Research Articles

2019  |  Vol: 5(6)  |  Issue: 6 (November-December)  |  https://doi.org/10.31024/ajpp.2019.5.6.24
Synthesis of novel 5-Bromoisatin based pyrimidine derivatives and their antimicrobial evaluation

Ramesh Kumar*, Mahesh Kumar

Department of Pharmaceutical Sciences, Maharshi Dayanand University, Rohtak-124001 (Haryana) India

*Corresponding author

Ramesh Kumar

Department of Pharmaceutical Sciences,

Maharshi Dayanand University, Rohtak- 124001 (Haryana) India

 

Abstract

Objective: In this study, a new series of 5-bromoisatin derivative clubbed with pyrimidine i.e. 3-[4-(2-Amino-6-substituted-phenyl-pyrimidine-4-yl)-phenylamino]-5-bromo-1, 3-dihydro-indol-2-one derivative were synthesized. Material and Methods: The reaction of 5-bromoisatin and 4-aminoacetophenone in ethanol yielded Schiff bases (1). These on further reaction with different aromatic aldehyde resulted in synthesis of chalcones (2a-2o) derivatives of 5-bromoisatin. In the subsequent step reaction of chalcones with guanidine hydrochloride yielded pyrimidine derivatives (3a-3o) of 5-bromoisatin derivative. The structures of compounds were confirmed by their physicochemical and spectral means (IR and 1HNMR). The synthesized compounds were evaluated in vitro for antimicrobial activity by tube dilution method.
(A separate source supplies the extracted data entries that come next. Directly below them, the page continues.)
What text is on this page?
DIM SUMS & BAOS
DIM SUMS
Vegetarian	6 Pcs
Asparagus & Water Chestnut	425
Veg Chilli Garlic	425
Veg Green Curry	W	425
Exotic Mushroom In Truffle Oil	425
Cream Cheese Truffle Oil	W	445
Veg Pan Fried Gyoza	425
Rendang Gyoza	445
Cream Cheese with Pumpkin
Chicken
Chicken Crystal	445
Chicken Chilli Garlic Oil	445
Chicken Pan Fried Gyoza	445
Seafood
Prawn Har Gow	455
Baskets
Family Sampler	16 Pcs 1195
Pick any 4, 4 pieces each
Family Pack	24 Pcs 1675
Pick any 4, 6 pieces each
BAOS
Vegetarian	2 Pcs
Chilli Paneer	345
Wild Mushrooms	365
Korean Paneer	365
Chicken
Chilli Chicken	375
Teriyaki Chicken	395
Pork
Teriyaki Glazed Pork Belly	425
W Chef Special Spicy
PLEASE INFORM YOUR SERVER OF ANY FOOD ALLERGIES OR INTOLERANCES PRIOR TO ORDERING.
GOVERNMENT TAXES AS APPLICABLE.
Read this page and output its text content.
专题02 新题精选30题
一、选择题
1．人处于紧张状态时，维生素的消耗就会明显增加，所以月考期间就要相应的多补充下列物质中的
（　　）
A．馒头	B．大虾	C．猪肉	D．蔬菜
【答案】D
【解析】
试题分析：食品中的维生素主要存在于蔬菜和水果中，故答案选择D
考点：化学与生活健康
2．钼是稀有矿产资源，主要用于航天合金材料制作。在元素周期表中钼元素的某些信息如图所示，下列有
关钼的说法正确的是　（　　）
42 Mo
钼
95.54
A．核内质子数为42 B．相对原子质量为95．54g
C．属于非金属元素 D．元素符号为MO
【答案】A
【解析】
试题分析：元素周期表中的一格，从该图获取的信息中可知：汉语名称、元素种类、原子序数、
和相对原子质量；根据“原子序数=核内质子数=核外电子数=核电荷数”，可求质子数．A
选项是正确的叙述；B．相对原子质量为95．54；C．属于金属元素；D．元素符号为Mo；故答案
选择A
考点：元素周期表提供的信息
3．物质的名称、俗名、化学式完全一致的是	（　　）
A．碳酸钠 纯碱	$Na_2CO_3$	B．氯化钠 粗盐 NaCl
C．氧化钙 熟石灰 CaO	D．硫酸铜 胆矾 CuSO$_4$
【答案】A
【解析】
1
Minimum inhibitory concentration (MIC) of compounds were determined against S. aureusB. subtilis (Gram positive), and P. aeruginosaE. coli (Gram negative) bacteria and C. albican and A. niger fungal strain. Results: Although several compounds showed antimicrobial activity, moreover, compound 3g, 3h and 3i showed significant activity. Conclusion: Compound substituted with - NO2, -Cl and -Br showed significant antimicrobial activity.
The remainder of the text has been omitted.